Let me quote more in order to emphasize the utter lack of any foundation for freewill in Lewis’ evangelical theology: “Our highest activity must be response, not initiative. To experience the love of God is to experience it as our surrender to his demand, our conformity to his desire, but in the long run the soul’s search for God can only be a mode of his search for her, since all comes from him.” It is obvious that if there is freewill here, it must indeed be a miracle, a paradox, or more bluntly, a logical contradiction.
Another evangelical writer, J. I. Packer, concurs with Lewis: “Freedom is found only in subjection to God and His truth; and the more subject, the more free. This is the paradox of Christian liberty. Man becomes free only in bondservice to Jesus Christ.”

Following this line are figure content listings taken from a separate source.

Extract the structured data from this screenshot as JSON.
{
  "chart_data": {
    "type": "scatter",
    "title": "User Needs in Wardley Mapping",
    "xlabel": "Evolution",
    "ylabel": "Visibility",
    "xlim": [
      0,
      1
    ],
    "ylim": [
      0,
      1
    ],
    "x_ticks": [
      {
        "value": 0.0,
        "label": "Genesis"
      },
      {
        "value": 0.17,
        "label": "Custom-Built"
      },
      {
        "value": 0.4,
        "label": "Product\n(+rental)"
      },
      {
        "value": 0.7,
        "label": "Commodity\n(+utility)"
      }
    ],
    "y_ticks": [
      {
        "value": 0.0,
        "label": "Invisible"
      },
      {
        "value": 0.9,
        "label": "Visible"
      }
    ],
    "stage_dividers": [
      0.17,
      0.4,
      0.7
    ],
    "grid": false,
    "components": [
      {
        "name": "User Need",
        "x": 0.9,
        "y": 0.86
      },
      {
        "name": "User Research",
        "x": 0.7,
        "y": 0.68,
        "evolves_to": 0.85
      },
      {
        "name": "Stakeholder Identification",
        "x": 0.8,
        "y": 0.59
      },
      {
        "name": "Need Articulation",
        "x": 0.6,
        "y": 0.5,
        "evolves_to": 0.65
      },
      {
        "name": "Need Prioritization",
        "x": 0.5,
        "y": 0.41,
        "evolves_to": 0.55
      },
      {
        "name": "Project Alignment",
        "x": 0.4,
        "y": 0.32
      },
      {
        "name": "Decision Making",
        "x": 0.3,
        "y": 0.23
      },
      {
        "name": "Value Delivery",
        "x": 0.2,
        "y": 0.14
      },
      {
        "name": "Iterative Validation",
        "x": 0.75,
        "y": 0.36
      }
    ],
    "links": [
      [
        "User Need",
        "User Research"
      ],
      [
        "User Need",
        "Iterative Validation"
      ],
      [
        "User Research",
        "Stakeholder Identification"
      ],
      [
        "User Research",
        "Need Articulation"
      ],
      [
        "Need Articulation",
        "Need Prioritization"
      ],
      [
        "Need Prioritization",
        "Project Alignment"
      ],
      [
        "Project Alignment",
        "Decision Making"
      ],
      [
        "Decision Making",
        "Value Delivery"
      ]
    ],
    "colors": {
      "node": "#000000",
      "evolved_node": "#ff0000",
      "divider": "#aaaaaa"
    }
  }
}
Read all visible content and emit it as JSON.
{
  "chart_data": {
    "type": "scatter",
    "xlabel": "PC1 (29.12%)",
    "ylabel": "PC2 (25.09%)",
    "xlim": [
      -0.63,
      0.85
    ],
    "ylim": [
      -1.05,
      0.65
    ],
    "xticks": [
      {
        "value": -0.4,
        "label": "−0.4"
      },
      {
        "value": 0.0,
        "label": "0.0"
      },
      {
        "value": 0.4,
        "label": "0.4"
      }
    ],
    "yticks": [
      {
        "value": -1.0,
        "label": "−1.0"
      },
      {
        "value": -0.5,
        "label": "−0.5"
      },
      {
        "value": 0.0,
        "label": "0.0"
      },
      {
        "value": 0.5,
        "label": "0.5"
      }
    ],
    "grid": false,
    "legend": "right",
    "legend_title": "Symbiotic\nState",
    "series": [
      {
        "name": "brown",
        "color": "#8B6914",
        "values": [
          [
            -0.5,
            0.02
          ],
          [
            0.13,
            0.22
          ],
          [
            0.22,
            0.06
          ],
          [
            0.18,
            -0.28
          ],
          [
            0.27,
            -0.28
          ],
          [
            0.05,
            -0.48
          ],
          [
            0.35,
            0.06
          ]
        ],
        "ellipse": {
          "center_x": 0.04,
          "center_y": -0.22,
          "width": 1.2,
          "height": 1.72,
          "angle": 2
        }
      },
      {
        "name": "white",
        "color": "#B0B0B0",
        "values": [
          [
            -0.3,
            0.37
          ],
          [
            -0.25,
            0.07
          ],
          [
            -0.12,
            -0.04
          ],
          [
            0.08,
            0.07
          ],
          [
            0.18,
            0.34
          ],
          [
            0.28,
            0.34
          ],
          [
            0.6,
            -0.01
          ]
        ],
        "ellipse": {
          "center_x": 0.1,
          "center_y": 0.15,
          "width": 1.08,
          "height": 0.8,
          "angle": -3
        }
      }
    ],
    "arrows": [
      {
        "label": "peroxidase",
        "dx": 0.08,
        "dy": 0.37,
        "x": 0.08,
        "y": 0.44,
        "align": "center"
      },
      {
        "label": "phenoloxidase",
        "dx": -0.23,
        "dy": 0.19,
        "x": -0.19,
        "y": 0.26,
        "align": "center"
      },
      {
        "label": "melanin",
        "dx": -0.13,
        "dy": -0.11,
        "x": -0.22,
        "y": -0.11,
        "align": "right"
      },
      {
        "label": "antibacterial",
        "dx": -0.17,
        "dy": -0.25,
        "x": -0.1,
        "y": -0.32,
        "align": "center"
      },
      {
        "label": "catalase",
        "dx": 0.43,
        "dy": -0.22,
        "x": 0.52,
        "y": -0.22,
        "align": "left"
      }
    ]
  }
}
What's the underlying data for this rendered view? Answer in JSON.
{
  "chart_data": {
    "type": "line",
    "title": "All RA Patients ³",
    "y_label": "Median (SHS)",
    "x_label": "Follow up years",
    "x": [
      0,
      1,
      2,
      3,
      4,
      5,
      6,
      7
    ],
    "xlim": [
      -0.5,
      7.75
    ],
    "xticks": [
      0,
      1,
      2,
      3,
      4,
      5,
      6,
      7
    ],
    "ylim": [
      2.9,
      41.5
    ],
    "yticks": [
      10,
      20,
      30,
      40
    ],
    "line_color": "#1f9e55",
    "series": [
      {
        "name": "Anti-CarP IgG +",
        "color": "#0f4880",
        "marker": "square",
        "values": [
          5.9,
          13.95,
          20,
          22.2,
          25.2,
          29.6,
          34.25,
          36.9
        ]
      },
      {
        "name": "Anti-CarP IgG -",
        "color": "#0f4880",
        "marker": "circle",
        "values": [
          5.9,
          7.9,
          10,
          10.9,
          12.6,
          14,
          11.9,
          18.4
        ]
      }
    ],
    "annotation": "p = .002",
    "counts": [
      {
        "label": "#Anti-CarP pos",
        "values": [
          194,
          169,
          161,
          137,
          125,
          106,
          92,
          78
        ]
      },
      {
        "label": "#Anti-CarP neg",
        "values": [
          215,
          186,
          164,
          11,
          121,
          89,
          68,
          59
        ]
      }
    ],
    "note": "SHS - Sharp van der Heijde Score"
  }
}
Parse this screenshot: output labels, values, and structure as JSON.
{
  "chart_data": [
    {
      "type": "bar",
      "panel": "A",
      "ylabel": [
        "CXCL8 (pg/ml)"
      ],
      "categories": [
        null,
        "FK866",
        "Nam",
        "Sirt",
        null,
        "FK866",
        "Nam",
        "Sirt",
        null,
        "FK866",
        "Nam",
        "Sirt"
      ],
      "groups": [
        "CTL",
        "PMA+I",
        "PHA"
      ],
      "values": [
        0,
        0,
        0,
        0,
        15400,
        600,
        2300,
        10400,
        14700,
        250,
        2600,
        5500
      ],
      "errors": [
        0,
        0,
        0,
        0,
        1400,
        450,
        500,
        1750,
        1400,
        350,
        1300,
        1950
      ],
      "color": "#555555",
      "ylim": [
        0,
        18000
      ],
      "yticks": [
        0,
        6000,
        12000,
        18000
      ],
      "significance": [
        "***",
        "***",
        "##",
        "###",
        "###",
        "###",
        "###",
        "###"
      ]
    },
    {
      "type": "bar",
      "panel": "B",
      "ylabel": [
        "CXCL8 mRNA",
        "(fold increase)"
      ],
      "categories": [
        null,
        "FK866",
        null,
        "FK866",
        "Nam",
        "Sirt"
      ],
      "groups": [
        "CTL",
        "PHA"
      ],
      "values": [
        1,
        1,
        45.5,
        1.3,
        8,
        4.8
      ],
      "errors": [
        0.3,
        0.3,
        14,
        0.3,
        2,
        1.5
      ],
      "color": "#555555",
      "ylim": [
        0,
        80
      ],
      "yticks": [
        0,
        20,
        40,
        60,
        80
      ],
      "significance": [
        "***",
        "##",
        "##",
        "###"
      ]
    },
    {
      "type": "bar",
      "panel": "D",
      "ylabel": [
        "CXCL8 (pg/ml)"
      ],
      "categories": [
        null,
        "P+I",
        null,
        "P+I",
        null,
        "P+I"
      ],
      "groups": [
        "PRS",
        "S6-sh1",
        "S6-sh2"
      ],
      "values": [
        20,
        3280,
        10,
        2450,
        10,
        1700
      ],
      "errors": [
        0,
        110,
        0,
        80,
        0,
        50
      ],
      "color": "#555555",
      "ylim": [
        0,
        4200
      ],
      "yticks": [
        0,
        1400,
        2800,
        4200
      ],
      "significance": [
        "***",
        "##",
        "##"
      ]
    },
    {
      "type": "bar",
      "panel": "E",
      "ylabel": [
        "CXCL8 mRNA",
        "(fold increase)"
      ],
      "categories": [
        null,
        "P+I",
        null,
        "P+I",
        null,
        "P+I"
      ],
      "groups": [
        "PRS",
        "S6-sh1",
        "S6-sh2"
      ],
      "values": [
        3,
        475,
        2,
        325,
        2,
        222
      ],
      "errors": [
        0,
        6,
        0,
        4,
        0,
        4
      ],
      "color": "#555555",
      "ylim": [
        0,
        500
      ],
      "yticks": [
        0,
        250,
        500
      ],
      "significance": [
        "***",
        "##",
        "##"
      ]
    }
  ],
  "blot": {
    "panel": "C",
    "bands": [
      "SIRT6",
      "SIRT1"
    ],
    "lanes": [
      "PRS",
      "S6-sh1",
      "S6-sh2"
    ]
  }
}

In his famous response to the Christian humanist Erasmus, Martin Luther admits that “you would not call a slave free, who acts under the sovereign authority of his master; and still less rightly can we call a man or angel free, when they live under the absolute sovereignty of God.” In terms of the humanism which is at the basis of our western civilization and which forms modern political systems of representative democracy, any form of slavery, even slavery to God, would be an abomination.
God Works in All
Luther was unflinching in his recognition that divine omnipotence implied that God was the original cause of all things and actions, including the actions of Satan. Luther’s position is clear: “God works all in all. God even works what is evil in the impious. Judas’ will was the work of God; God by his almighty power moved his will as he does all that is in the world.”
All contingent wills then are extensions of God’s will, including the will of Satan. “Since God moves and does all, we must take it that he moves and acts even in Satan and the godless; evil things are done with God himself setting them in motion.” In Luther’s reading of divine omnipotence, there is no basis for human autonomy and self‑determination.